After multiple runs with various hyperparameters, here’s what ChatGPT said about the results from my best run.

MetricExpectationResultVerdict
Bond Length (Mean)~3.80 Å3.99 Å✅ Excellent. Slightly relaxed, but physically accurate.
Valid Bonds (%)> 90%96.7%✅ Perfect. The model learned the geometry constraint.
Clashes0.00.0✅ Perfect. No self-intersections.
Radius of Gyration~15 - 25 Å (Compact)20.04 Å✅ Compact. The proteins are folded, not spaghetti.
Reconstruction RMSD< 5.0 Å3.81 Å✅ Success. It can recover structures from noise.

The model seems to be able to create realistic-seeming protein backbones now.

Testing

To do more realistic evaluation beyond just heuristics like bond length, I wanted to see some examples of structures that my model created, and if those would actually fold. Here’s an example of one of the samples that the model generated.

Then, I used a different model ProteinMPNN to go from backbone -> sequence, and it produced this sequence LGTLAAALAAAAA.... Lastly, I passed that sequence into AlphaFold to see what the final protein would look like.

This looks surprisingly decent for a model that was trained on a single GPU in 5 hours. However, AlphaFold’s confidence score for this protein was 0.29 pTM, which is abysmal and implies that the sequence itself would likely not fold in real life.

Generating Useful Binders

Right now, the model is basically a denoiser — given a random amount of noise, the model can predict the noise and create a structure that respects some of the physical properties of protein backbones. However, how is this actually used in practice to generate binders?

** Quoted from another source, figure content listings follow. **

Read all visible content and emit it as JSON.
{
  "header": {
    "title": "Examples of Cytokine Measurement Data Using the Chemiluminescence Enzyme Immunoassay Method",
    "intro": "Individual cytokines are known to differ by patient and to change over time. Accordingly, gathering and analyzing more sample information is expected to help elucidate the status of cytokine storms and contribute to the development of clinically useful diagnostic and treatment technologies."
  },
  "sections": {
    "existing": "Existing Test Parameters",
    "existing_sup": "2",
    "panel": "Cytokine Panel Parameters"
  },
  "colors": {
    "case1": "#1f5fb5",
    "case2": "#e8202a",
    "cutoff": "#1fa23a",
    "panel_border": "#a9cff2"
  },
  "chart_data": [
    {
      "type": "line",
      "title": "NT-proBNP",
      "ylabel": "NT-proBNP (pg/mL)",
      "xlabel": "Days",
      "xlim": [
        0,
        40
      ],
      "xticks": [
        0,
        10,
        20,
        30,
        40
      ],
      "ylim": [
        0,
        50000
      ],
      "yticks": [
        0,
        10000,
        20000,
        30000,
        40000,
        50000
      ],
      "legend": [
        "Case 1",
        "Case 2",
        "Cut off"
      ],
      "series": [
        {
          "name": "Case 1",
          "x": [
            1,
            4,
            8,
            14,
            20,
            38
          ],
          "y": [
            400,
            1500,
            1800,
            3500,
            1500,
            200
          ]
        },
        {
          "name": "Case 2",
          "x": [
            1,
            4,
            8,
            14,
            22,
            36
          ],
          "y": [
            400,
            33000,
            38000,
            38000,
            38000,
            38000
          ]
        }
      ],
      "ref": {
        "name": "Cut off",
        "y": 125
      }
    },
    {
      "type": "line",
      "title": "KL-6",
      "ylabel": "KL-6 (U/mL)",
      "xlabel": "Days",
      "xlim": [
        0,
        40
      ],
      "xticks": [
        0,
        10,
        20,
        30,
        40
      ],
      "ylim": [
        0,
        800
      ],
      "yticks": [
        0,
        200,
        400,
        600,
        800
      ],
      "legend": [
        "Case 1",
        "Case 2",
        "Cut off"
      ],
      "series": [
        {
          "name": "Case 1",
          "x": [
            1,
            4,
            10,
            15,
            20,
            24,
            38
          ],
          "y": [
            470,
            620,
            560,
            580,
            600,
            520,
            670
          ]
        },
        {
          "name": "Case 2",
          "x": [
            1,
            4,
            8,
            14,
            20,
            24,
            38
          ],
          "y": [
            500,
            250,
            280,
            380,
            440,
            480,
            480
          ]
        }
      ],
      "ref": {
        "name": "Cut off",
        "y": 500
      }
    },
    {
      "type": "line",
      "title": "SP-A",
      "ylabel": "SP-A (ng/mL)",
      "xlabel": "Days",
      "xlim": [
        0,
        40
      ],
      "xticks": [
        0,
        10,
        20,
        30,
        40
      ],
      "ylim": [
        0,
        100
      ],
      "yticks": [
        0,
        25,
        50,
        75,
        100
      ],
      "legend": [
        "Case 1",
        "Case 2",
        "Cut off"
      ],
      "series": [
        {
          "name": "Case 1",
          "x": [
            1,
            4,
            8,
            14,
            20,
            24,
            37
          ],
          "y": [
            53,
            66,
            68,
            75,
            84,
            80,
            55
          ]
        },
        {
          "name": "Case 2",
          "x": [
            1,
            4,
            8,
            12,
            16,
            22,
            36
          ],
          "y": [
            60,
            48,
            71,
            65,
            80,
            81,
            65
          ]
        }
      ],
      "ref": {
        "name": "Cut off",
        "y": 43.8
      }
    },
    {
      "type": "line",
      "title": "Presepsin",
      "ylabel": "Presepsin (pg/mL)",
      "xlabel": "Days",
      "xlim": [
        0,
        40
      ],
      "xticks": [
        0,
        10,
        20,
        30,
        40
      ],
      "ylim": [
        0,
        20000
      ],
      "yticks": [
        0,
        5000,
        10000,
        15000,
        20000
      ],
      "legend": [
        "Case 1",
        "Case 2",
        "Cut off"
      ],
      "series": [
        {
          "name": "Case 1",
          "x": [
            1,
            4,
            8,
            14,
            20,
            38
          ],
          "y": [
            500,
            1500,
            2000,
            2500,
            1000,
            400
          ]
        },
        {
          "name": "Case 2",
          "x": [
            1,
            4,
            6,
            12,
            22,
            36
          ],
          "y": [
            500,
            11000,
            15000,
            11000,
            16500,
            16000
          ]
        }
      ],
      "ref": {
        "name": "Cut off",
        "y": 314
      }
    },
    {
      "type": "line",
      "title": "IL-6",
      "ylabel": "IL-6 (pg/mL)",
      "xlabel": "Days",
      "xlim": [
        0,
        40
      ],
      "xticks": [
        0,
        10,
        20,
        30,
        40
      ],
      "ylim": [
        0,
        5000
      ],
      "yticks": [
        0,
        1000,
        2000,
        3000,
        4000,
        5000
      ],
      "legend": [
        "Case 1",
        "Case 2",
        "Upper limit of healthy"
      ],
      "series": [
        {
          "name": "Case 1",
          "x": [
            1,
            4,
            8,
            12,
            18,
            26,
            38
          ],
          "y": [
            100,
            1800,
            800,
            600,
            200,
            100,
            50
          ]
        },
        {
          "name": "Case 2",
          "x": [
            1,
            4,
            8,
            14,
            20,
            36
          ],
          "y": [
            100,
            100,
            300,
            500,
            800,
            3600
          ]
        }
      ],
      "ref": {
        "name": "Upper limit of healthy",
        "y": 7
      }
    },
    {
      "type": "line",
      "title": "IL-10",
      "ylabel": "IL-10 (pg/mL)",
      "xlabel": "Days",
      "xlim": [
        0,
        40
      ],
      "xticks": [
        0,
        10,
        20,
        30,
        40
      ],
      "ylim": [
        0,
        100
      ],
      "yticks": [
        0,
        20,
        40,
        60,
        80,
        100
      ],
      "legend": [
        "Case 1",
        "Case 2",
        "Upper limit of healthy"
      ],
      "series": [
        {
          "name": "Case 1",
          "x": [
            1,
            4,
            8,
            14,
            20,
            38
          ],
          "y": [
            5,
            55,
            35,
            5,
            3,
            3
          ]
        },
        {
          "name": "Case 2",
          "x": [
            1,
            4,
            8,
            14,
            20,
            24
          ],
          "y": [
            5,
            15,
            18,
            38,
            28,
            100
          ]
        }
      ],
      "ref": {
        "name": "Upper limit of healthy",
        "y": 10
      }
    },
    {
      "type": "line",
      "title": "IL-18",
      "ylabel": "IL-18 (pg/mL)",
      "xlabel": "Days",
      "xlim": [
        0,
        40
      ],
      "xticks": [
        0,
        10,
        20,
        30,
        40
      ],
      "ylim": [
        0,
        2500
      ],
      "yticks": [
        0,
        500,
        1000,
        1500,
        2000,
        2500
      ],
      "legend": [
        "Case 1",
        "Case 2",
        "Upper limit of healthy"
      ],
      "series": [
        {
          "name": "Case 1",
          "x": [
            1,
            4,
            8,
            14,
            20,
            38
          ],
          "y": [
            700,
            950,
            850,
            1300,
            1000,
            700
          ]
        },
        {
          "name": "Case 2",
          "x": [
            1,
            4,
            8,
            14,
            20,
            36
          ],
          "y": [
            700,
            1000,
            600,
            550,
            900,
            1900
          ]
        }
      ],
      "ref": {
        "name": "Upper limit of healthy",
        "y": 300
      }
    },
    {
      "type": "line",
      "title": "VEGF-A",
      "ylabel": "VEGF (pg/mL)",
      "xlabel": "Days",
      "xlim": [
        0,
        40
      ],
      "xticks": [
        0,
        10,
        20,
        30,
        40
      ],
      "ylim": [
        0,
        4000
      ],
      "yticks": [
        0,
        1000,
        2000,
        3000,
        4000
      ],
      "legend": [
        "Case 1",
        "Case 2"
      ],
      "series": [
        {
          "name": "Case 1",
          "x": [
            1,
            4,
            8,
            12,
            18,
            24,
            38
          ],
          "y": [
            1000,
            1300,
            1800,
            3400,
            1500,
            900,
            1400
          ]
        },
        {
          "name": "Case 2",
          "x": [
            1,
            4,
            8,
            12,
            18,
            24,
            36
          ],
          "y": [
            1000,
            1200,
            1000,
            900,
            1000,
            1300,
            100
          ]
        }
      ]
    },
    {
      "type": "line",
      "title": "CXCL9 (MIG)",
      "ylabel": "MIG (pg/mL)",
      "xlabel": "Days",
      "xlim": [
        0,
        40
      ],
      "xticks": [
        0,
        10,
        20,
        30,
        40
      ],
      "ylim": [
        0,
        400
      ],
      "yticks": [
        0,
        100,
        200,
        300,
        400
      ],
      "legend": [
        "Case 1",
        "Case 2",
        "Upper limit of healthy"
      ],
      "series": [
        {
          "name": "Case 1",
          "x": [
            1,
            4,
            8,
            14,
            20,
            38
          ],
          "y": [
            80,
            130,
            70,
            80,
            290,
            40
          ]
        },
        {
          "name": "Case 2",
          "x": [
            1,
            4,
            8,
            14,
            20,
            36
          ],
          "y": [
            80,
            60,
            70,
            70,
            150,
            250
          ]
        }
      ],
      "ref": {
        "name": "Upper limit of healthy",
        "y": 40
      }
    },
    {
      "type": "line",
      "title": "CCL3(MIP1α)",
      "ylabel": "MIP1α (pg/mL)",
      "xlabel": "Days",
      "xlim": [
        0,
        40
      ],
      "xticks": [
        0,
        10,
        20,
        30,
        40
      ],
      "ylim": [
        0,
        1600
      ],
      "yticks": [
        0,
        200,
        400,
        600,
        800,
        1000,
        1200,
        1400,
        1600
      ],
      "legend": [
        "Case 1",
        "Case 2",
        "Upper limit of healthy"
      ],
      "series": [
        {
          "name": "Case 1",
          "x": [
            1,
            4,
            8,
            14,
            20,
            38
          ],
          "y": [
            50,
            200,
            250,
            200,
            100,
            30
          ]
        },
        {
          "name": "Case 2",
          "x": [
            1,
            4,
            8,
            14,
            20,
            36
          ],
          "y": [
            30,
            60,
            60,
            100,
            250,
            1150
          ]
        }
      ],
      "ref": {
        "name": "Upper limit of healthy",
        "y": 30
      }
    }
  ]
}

Creating a binder is very similar to the concept of inpainting in image generation models. The user provides a picture of a living room, and creates a mask around the sofa and prompts the model with a cat – then the model generates a cat that fits into the context / background of the rest of the image. We do the same thing here to generate a binder.

Here’s how it works:

  • Say we have a target, ABCD, and we want to design a 2-residue binder to this target
  • First, we come up with a random 2-residue sequence like XX. Now our whole structure is ABCDXX
  • Setup (t=1000)
    • ABCD_1000,XX_1000
  • The Loop (t=1000 -> 999)
    • Model looks at ABCD_1000,XX_1000 and predicts the noise.
    • Result = ABCD_999_pred,XX_999_pred.
    • Now we replace ABDC_999_pred with the actual ABCD_999
    • Result = ABCD_999,XX_999_pred
  • Through this, you “force” the target to stay in place while you iterate through 1000 rounds of predictions.

This lets us generate structures that fit “around” the actual target that we care about, and if the structure folds with high confidence, this could be a feasible drug candidate. For example, this protein (the small green one) LCB1 was designed to attach to the COVID virus spike protein (orange), and effectively block it from interacting in the body. Generative models like RFDiffusion or others can create something like this zero-shot, whereas the original LCB1 took months of computation.

Conclusion

Given that I trained this toy model with a tiny amount of compute, I was still positively surprised by the results, and that it could even create reasonable looking structures! It makes sense that RFDiffusion was fine-tuned on RosettaFold, since that was pretrained on the entire Protein Data Bank for months and already inherits many of the fundamental physics of protein folding.

An extension project for this would be to retrain minirf on a strong protein folding model like AlphaFold3, and seeing if that creates better results than RFDiffusion.